(Reuters) - European stocks closed at over a five-week high on Wednesday, with travel stocks surfing a wave of optimism following reports of progress in developing a COVID-19 vaccine.
The travel & leisure index .SXTP surged 6.1% to lead sectoral gains, but still remains the worst performer in Europe this year with a 33% plunge as the coronavirus pandemic brought global travel to a halt.
Investors were encouraged by an early-stage study on U.S. biotech firm Moderna Inc's MRNA.O experimental vaccine for COVID-19 that provoked immune responses.
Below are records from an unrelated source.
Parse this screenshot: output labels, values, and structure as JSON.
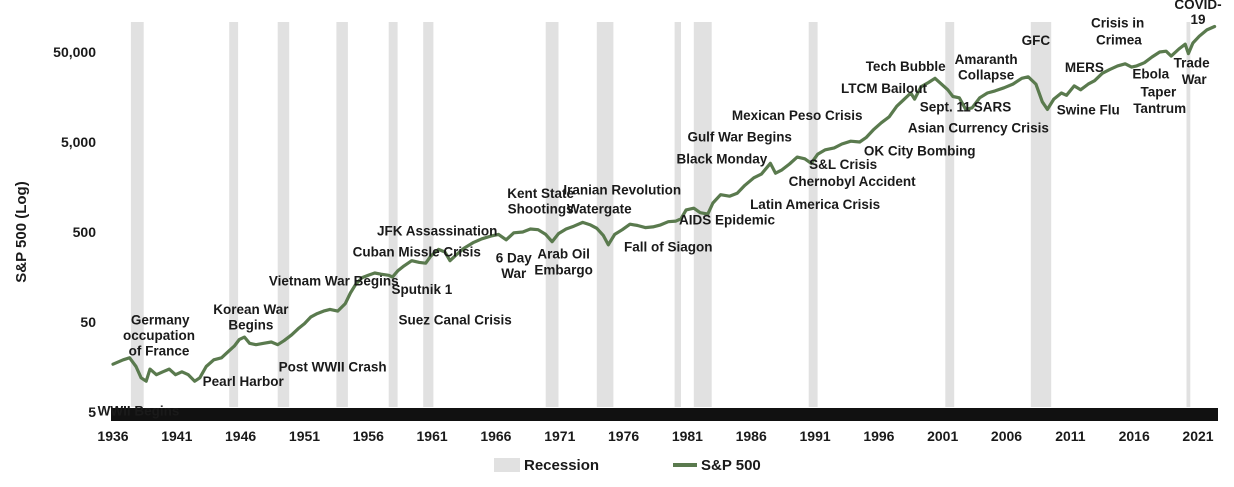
{
  "chart_data": {
    "type": "line",
    "title": "",
    "xlabel": "",
    "ylabel": "S&P 500 (Log)",
    "y_scale": "log",
    "xlim": [
      1936,
      2022.5
    ],
    "ylim": [
      5,
      100000
    ],
    "xticks": [
      "1936",
      "1941",
      "1946",
      "1951",
      "1956",
      "1961",
      "1966",
      "1971",
      "1976",
      "1981",
      "1986",
      "1991",
      "1996",
      "2001",
      "2006",
      "2011",
      "2016",
      "2021"
    ],
    "yticks": [
      {
        "value": 5,
        "label": "5"
      },
      {
        "value": 50,
        "label": "50"
      },
      {
        "value": 500,
        "label": "500"
      },
      {
        "value": 5000,
        "label": "5,000"
      },
      {
        "value": 50000,
        "label": "50,000"
      }
    ],
    "legend": {
      "position": "bottom",
      "entries": [
        {
          "label": "Recession",
          "kind": "shade"
        },
        {
          "label": "S&P 500",
          "kind": "line"
        }
      ]
    },
    "colors": {
      "line": "#5a7a4e",
      "recession": "#e1e1e1",
      "baseline": "#111111"
    },
    "recessions": [
      [
        1937.4,
        1938.4
      ],
      [
        1945.1,
        1945.8
      ],
      [
        1948.9,
        1949.8
      ],
      [
        1953.5,
        1954.4
      ],
      [
        1957.6,
        1958.3
      ],
      [
        1960.3,
        1961.1
      ],
      [
        1969.9,
        1970.9
      ],
      [
        1973.9,
        1975.2
      ],
      [
        1980.0,
        1980.5
      ],
      [
        1981.5,
        1982.9
      ],
      [
        1990.5,
        1991.2
      ],
      [
        2001.2,
        2001.9
      ],
      [
        2007.9,
        2009.5
      ],
      [
        2020.1,
        2020.4
      ]
    ],
    "series": [
      {
        "name": "S&P 500",
        "points": [
          [
            1936,
            17
          ],
          [
            1936.8,
            19
          ],
          [
            1937.3,
            20
          ],
          [
            1937.8,
            16
          ],
          [
            1938.2,
            12
          ],
          [
            1938.6,
            11
          ],
          [
            1938.9,
            15
          ],
          [
            1939.4,
            13
          ],
          [
            1939.9,
            14
          ],
          [
            1940.4,
            15
          ],
          [
            1940.9,
            13
          ],
          [
            1941.4,
            14
          ],
          [
            1941.9,
            13
          ],
          [
            1942.4,
            11
          ],
          [
            1942.8,
            12
          ],
          [
            1943.3,
            16
          ],
          [
            1943.9,
            19
          ],
          [
            1944.5,
            20
          ],
          [
            1945.1,
            24
          ],
          [
            1945.5,
            27
          ],
          [
            1945.9,
            32
          ],
          [
            1946.3,
            34
          ],
          [
            1946.7,
            29
          ],
          [
            1947.2,
            28
          ],
          [
            1947.8,
            29
          ],
          [
            1948.4,
            30
          ],
          [
            1948.9,
            28
          ],
          [
            1949.4,
            31
          ],
          [
            1950.0,
            36
          ],
          [
            1950.5,
            42
          ],
          [
            1951.0,
            48
          ],
          [
            1951.5,
            57
          ],
          [
            1952.0,
            62
          ],
          [
            1952.5,
            66
          ],
          [
            1953.0,
            69
          ],
          [
            1953.6,
            66
          ],
          [
            1954.2,
            80
          ],
          [
            1954.6,
            105
          ],
          [
            1955.0,
            130
          ],
          [
            1955.5,
            155
          ],
          [
            1956.0,
            165
          ],
          [
            1956.5,
            175
          ],
          [
            1957.0,
            170
          ],
          [
            1957.6,
            165
          ],
          [
            1957.9,
            158
          ],
          [
            1958.3,
            185
          ],
          [
            1958.8,
            210
          ],
          [
            1959.4,
            240
          ],
          [
            1960.0,
            230
          ],
          [
            1960.5,
            225
          ],
          [
            1960.9,
            270
          ],
          [
            1961.5,
            320
          ],
          [
            1962.0,
            300
          ],
          [
            1962.4,
            240
          ],
          [
            1962.9,
            280
          ],
          [
            1963.5,
            330
          ],
          [
            1964.2,
            380
          ],
          [
            1964.9,
            420
          ],
          [
            1965.6,
            450
          ],
          [
            1966.2,
            470
          ],
          [
            1966.8,
            410
          ],
          [
            1967.4,
            490
          ],
          [
            1968.1,
            500
          ],
          [
            1968.7,
            540
          ],
          [
            1969.3,
            530
          ],
          [
            1969.9,
            470
          ],
          [
            1970.4,
            390
          ],
          [
            1970.9,
            480
          ],
          [
            1971.5,
            540
          ],
          [
            1972.1,
            580
          ],
          [
            1972.8,
            640
          ],
          [
            1973.4,
            600
          ],
          [
            1973.9,
            550
          ],
          [
            1974.4,
            460
          ],
          [
            1974.8,
            360
          ],
          [
            1975.3,
            470
          ],
          [
            1975.9,
            530
          ],
          [
            1976.5,
            610
          ],
          [
            1977.1,
            590
          ],
          [
            1977.7,
            560
          ],
          [
            1978.3,
            570
          ],
          [
            1978.9,
            600
          ],
          [
            1979.5,
            650
          ],
          [
            1980.1,
            660
          ],
          [
            1980.5,
            700
          ],
          [
            1980.9,
            880
          ],
          [
            1981.5,
            920
          ],
          [
            1982.0,
            820
          ],
          [
            1982.6,
            790
          ],
          [
            1983.0,
            1050
          ],
          [
            1983.6,
            1300
          ],
          [
            1984.3,
            1250
          ],
          [
            1984.9,
            1350
          ],
          [
            1985.5,
            1650
          ],
          [
            1986.2,
            2000
          ],
          [
            1986.8,
            2200
          ],
          [
            1987.5,
            2900
          ],
          [
            1987.9,
            2250
          ],
          [
            1988.4,
            2450
          ],
          [
            1989.0,
            2850
          ],
          [
            1989.6,
            3400
          ],
          [
            1990.2,
            3250
          ],
          [
            1990.7,
            2900
          ],
          [
            1991.2,
            3650
          ],
          [
            1991.8,
            4100
          ],
          [
            1992.5,
            4300
          ],
          [
            1993.1,
            4750
          ],
          [
            1993.8,
            5100
          ],
          [
            1994.5,
            5000
          ],
          [
            1995.0,
            5600
          ],
          [
            1995.6,
            6900
          ],
          [
            1996.2,
            8200
          ],
          [
            1996.8,
            9500
          ],
          [
            1997.4,
            12500
          ],
          [
            1998.0,
            15000
          ],
          [
            1998.5,
            17500
          ],
          [
            1998.8,
            15000
          ],
          [
            1999.3,
            20500
          ],
          [
            1999.9,
            23000
          ],
          [
            2000.4,
            25500
          ],
          [
            2000.9,
            22000
          ],
          [
            2001.4,
            19000
          ],
          [
            2001.8,
            16000
          ],
          [
            2002.3,
            15500
          ],
          [
            2002.8,
            11500
          ],
          [
            2003.3,
            12000
          ],
          [
            2003.9,
            15500
          ],
          [
            2004.5,
            17500
          ],
          [
            2005.1,
            18500
          ],
          [
            2005.8,
            20000
          ],
          [
            2006.5,
            22000
          ],
          [
            2007.2,
            25500
          ],
          [
            2007.7,
            26500
          ],
          [
            2008.3,
            22000
          ],
          [
            2008.8,
            14000
          ],
          [
            2009.2,
            11500
          ],
          [
            2009.7,
            15000
          ],
          [
            2010.3,
            17500
          ],
          [
            2010.7,
            16500
          ],
          [
            2011.3,
            21000
          ],
          [
            2011.8,
            19000
          ],
          [
            2012.4,
            22000
          ],
          [
            2012.9,
            24000
          ],
          [
            2013.5,
            29000
          ],
          [
            2014.1,
            32000
          ],
          [
            2014.7,
            35000
          ],
          [
            2015.3,
            37000
          ],
          [
            2015.8,
            34000
          ],
          [
            2016.2,
            35000
          ],
          [
            2016.8,
            38000
          ],
          [
            2017.4,
            44000
          ],
          [
            2018.0,
            50000
          ],
          [
            2018.5,
            51000
          ],
          [
            2018.9,
            45000
          ],
          [
            2019.5,
            54000
          ],
          [
            2020.0,
            61000
          ],
          [
            2020.25,
            48000
          ],
          [
            2020.6,
            63000
          ],
          [
            2021.1,
            75000
          ],
          [
            2021.7,
            88000
          ],
          [
            2022.3,
            96000
          ]
        ]
      }
    ],
    "annotations": [
      {
        "text": "WWII Begins",
        "x": 1938.0,
        "y": 5.2
      },
      {
        "text": "Germany",
        "x": 1939.7,
        "y": 53
      },
      {
        "text": "occupation",
        "x": 1939.6,
        "y": 36
      },
      {
        "text": "of France",
        "x": 1939.6,
        "y": 24
      },
      {
        "text": "Pearl Harbor",
        "x": 1946.2,
        "y": 11
      },
      {
        "text": "Korean War",
        "x": 1946.8,
        "y": 70
      },
      {
        "text": "Begins",
        "x": 1946.8,
        "y": 47
      },
      {
        "text": "Post WWII Crash",
        "x": 1953.2,
        "y": 16
      },
      {
        "text": "Vietnam War Begins",
        "x": 1953.3,
        "y": 145
      },
      {
        "text": "Suez Canal Crisis",
        "x": 1962.8,
        "y": 53
      },
      {
        "text": "Cuban Missle Crisis",
        "x": 1959.8,
        "y": 305
      },
      {
        "text": "JFK Assassination",
        "x": 1961.4,
        "y": 520
      },
      {
        "text": "Sputnik 1",
        "x": 1960.2,
        "y": 116
      },
      {
        "text": "6 Day",
        "x": 1967.4,
        "y": 262
      },
      {
        "text": "War",
        "x": 1967.4,
        "y": 176
      },
      {
        "text": "Kent State",
        "x": 1969.5,
        "y": 1360
      },
      {
        "text": "Shootings",
        "x": 1969.5,
        "y": 910
      },
      {
        "text": "Iranian Revolution",
        "x": 1975.9,
        "y": 1480
      },
      {
        "text": "Watergate",
        "x": 1974.1,
        "y": 910
      },
      {
        "text": "Arab Oil",
        "x": 1971.3,
        "y": 290
      },
      {
        "text": "Embargo",
        "x": 1971.3,
        "y": 192
      },
      {
        "text": "Fall of Siagon",
        "x": 1979.5,
        "y": 345
      },
      {
        "text": "AIDS Epidemic",
        "x": 1984.1,
        "y": 685
      },
      {
        "text": "Latin America Crisis",
        "x": 1991.0,
        "y": 1020
      },
      {
        "text": "Chernobyl Accident",
        "x": 1993.9,
        "y": 1850
      },
      {
        "text": "S&L Crisis",
        "x": 1993.2,
        "y": 2850
      },
      {
        "text": "Black Monday",
        "x": 1983.7,
        "y": 3280
      },
      {
        "text": "Gulf War Begins",
        "x": 1985.1,
        "y": 5750
      },
      {
        "text": "Mexican Peso Crisis",
        "x": 1989.6,
        "y": 9950
      },
      {
        "text": "OK City Bombing",
        "x": 1999.2,
        "y": 4000
      },
      {
        "text": "LTCM Bailout",
        "x": 1996.4,
        "y": 19800
      },
      {
        "text": "Tech Bubble",
        "x": 1998.1,
        "y": 35000
      },
      {
        "text": "Amaranth",
        "x": 2004.4,
        "y": 42000
      },
      {
        "text": "Collapse",
        "x": 2004.4,
        "y": 28200
      },
      {
        "text": "Sept. 11",
        "x": 2001.2,
        "y": 12400
      },
      {
        "text": "SARS",
        "x": 2004.9,
        "y": 12400
      },
      {
        "text": "Asian Currency Crisis",
        "x": 2003.8,
        "y": 7250
      },
      {
        "text": "GFC",
        "x": 2008.3,
        "y": 68000
      },
      {
        "text": "Swine Flu",
        "x": 2012.4,
        "y": 11500
      },
      {
        "text": "MERS",
        "x": 2012.1,
        "y": 34000
      },
      {
        "text": "Crisis in",
        "x": 2014.7,
        "y": 107000
      },
      {
        "text": "Crimea",
        "x": 2014.8,
        "y": 69000
      },
      {
        "text": "Ebola",
        "x": 2017.3,
        "y": 29000
      },
      {
        "text": "Taper",
        "x": 2017.9,
        "y": 18300
      },
      {
        "text": "Tantrum",
        "x": 2018.0,
        "y": 12000
      },
      {
        "text": "Trade",
        "x": 2020.5,
        "y": 38000
      },
      {
        "text": "War",
        "x": 2020.7,
        "y": 25000
      },
      {
        "text": "COVID-",
        "x": 2021.0,
        "y": 171000
      },
      {
        "text": "19",
        "x": 2021.0,
        "y": 116000
      }
    ]
  }
}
Meanwhile, AstraZeneca AZN.L jumped 5.2% after a report said positive news on the University of Oxford's potential COVID-19 vaccine that has been licensed to the drugmaker could be announced as soon as Thursday.
“Our central scenario is that a vaccine would be broadly available from the second quarter of next year, or the fourth quarter of this year in our upside scenario,” Mark Haefele, chief investment officer of UBS Global Wealth Management, told clients.
“Various potential treatment options are also in the pipeline, raising hopes that societies can cope with the pandemic without full shutdowns.”
Expectations were also high among investors heading into an EU summit later this week that leaders will agree on a recovery fund of 750 billion euros for pandemic-hammered economies.
The European Central Bank concludes its policy meeting on Thursday although no major announcements are expected.
Among individual movers, Swedish telecom operator Tele2 AB TEL2b.ST gained 2.9% as it reaffirmed its 2020 earnings outlook and plans for an extra shareholder payout.
The top gainer on the STOXX 600 was Atlantia SpA ATL.MI, which shot up 26.7% after the Italian infrastructure group and its unit Autostrade made the government new offers to settle their long-running dispute.
Semiconductor equipment maker ASML Holding NV ASML.AS declined 3.7% as it reported quarterly profit below estimates, but forecast overall growth for 2020.